To further build his theory, he alluded to a Cayman Islands scenario.

“In fiscal year 2016-2017 the Cayman government has given its national airline $24.7 million, which is a reduction from the year before. And yet an additional $7.7 million to help pay off its debt. I’m making a point here, which is, in the scheme of things, $7.2 million on the part of the NDP to own their own National Airline is not a big deal. So much for the motives of this NDP administration and its methods for now. There are pros and cons about having a national carrier…” Fraser further reasoned.

Premier Smith

In the meantime, Premier Smith this month raised the issue of a national airline, but he did not develop his point clearly. This is what he said: “There is a reason our competitors in the region do not operate air services under their own national name. There is no Air Barbados, or Air Turks and Caicos. But those destinations have the good fortune right now of having regular, direct air service from the US, and so they are relieved of that burden. We are not so fortunate…”

In the meantime, Osborne, who is a supporter of the Opposition party, yesterday added his voice to the discussion Fraser had started on Facebook.

He accused the current government of taking the BVI people for a ride. “What I will tell you on this one is that I see it as a ‘conspiracy theory’. The people of the British Virgin Islands are tired of being taken for a ride to nowhere with this business venture,” Osborne said.

He further claimed that one of the major issues is that Premier Smith is not a visionary, and not a man who always lives up to the principle of transparency.

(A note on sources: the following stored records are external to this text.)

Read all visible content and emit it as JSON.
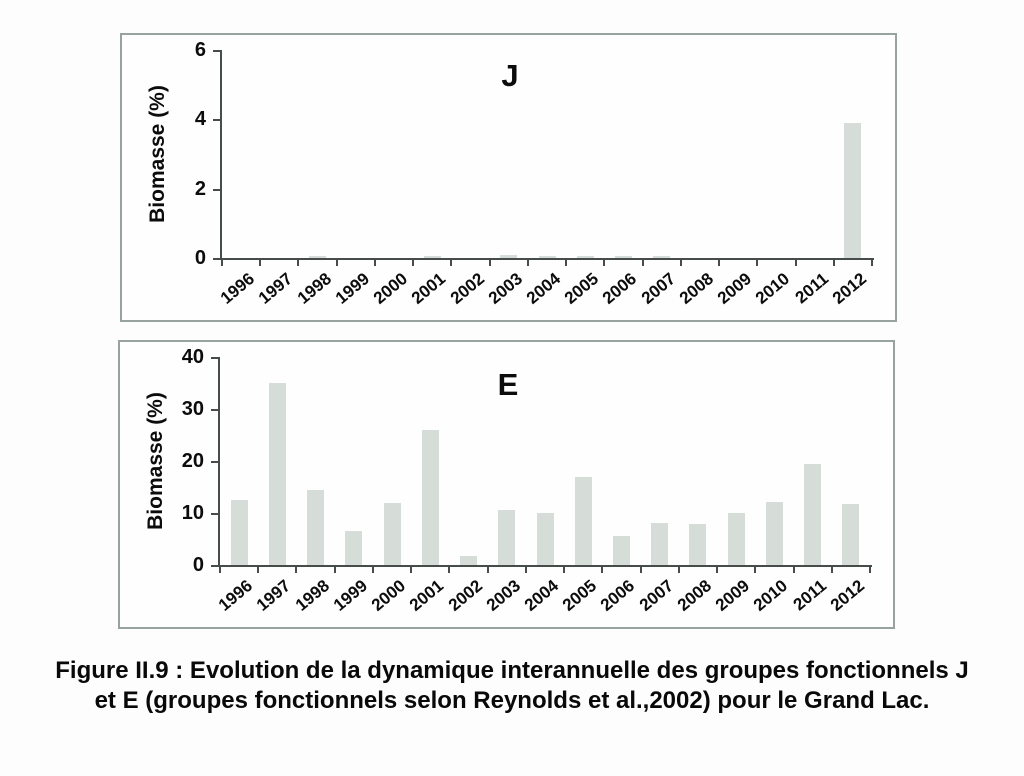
{
  "figure": {
    "caption_line1": "Figure II.9 : Evolution de la dynamique interannuelle des groupes fonctionnels J",
    "caption_line2": "et E (groupes fonctionnels selon Reynolds et al.,2002) pour le Grand Lac."
  },
  "colors": {
    "bar_fill": "#d6dcd8",
    "axis": "#454c49",
    "frame_border": "#99a39e",
    "text": "#0c0c0c"
  },
  "chart_data": [
    {
      "type": "bar",
      "title": "J",
      "ylabel": "Biomasse (%)",
      "xlabel": "",
      "categories": [
        "1996",
        "1997",
        "1998",
        "1999",
        "2000",
        "2001",
        "2002",
        "2003",
        "2004",
        "2005",
        "2006",
        "2007",
        "2008",
        "2009",
        "2010",
        "2011",
        "2012"
      ],
      "values": [
        0,
        0,
        0.06,
        0,
        0,
        0.06,
        0,
        0.08,
        0.06,
        0.06,
        0.06,
        0.06,
        0,
        0,
        0,
        0,
        3.9
      ],
      "ylim": [
        0,
        6
      ],
      "yticks": [
        0,
        2,
        4,
        6
      ],
      "grid": false,
      "legend": "none"
    },
    {
      "type": "bar",
      "title": "E",
      "ylabel": "Biomasse (%)",
      "xlabel": "",
      "categories": [
        "1996",
        "1997",
        "1998",
        "1999",
        "2000",
        "2001",
        "2002",
        "2003",
        "2004",
        "2005",
        "2006",
        "2007",
        "2008",
        "2009",
        "2010",
        "2011",
        "2012"
      ],
      "values": [
        12.5,
        35,
        14.5,
        6.5,
        12,
        26,
        1.8,
        10.5,
        10,
        17,
        5.5,
        8,
        7.8,
        10,
        12.2,
        19.5,
        11.8
      ],
      "ylim": [
        0,
        40
      ],
      "yticks": [
        0,
        10,
        20,
        30,
        40
      ],
      "grid": false,
      "legend": "none"
    }
  ]
}
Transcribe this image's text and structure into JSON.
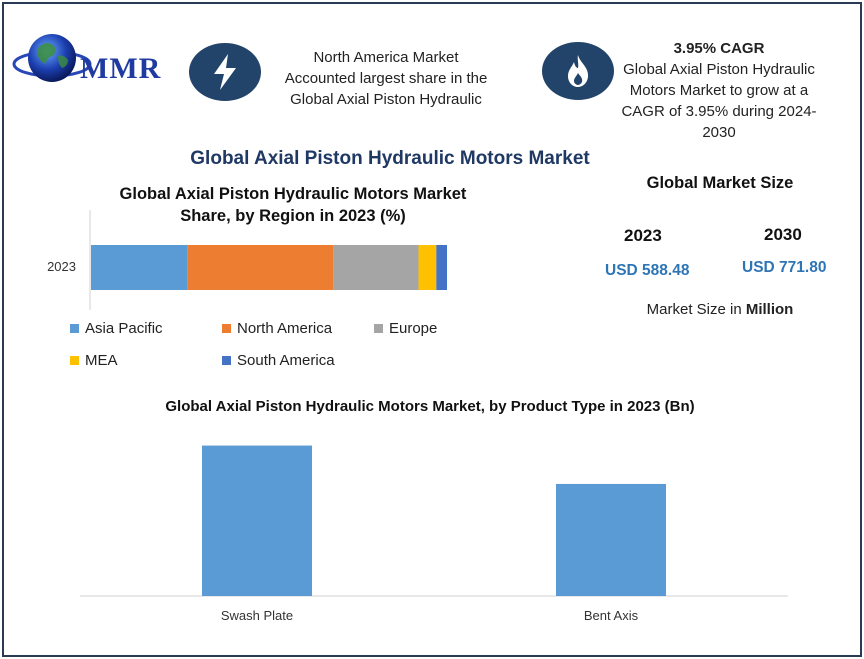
{
  "brand": {
    "logo_text": "MMR"
  },
  "highlights": {
    "share_note": "North America Market Accounted largest share in the Global Axial Piston Hydraulic",
    "share_note_lines": [
      "North America Market",
      "Accounted largest share in the",
      "Global Axial Piston Hydraulic"
    ],
    "cagr_title": "3.95% CAGR",
    "cagr_lines": [
      "Global Axial Piston Hydraulic",
      "Motors Market to grow at a",
      "CAGR of 3.95% during 2024-",
      "2030"
    ]
  },
  "main_title": "Global Axial Piston Hydraulic Motors Market",
  "market_size": {
    "title": "Global Market Size",
    "year_1": "2023",
    "value_1": "USD 588.48",
    "year_2": "2030",
    "value_2": "USD 771.80",
    "note_prefix": "Market Size in ",
    "note_bold": "Million"
  },
  "colors": {
    "Asia Pacific": "#5b9bd5",
    "North America": "#ed7d31",
    "Europe": "#a5a5a5",
    "MEA": "#ffc000",
    "South America": "#4472c4",
    "product_bar": "#5b9bd5"
  },
  "chart_data": [
    {
      "type": "bar",
      "orientation": "horizontal-stacked",
      "title_lines": [
        "Global Axial Piston Hydraulic Motors Market",
        "Share, by Region in 2023 (%)"
      ],
      "categories": [
        "2023"
      ],
      "series": [
        {
          "name": "Asia Pacific",
          "values": [
            27
          ]
        },
        {
          "name": "North America",
          "values": [
            41
          ]
        },
        {
          "name": "Europe",
          "values": [
            24
          ]
        },
        {
          "name": "MEA",
          "values": [
            5
          ]
        },
        {
          "name": "South America",
          "values": [
            3
          ]
        }
      ],
      "legend": "bottom",
      "grid": false
    },
    {
      "type": "bar",
      "title": "Global Axial Piston Hydraulic Motors Market, by Product Type in 2023 (Bn)",
      "categories": [
        "Swash Plate",
        "Bent Axis"
      ],
      "values": [
        1.45,
        1.08
      ],
      "ylim": [
        0,
        1.6
      ],
      "grid": false
    }
  ]
}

“The premier, to this very day, has not convinced me that he is a man of vision – but more a man of false promises and illusions. [He is] a man who does not believe in his people, and would rather give a chance to a non-belonger than his own. [He is] a man who has kept the people of the BVI in the dark for six plus years with millions spent and no transparency nor accountability to show for it. Are we playing cat and mouse here? We don’t have to set no rat trap to own an airline,” added Osborne.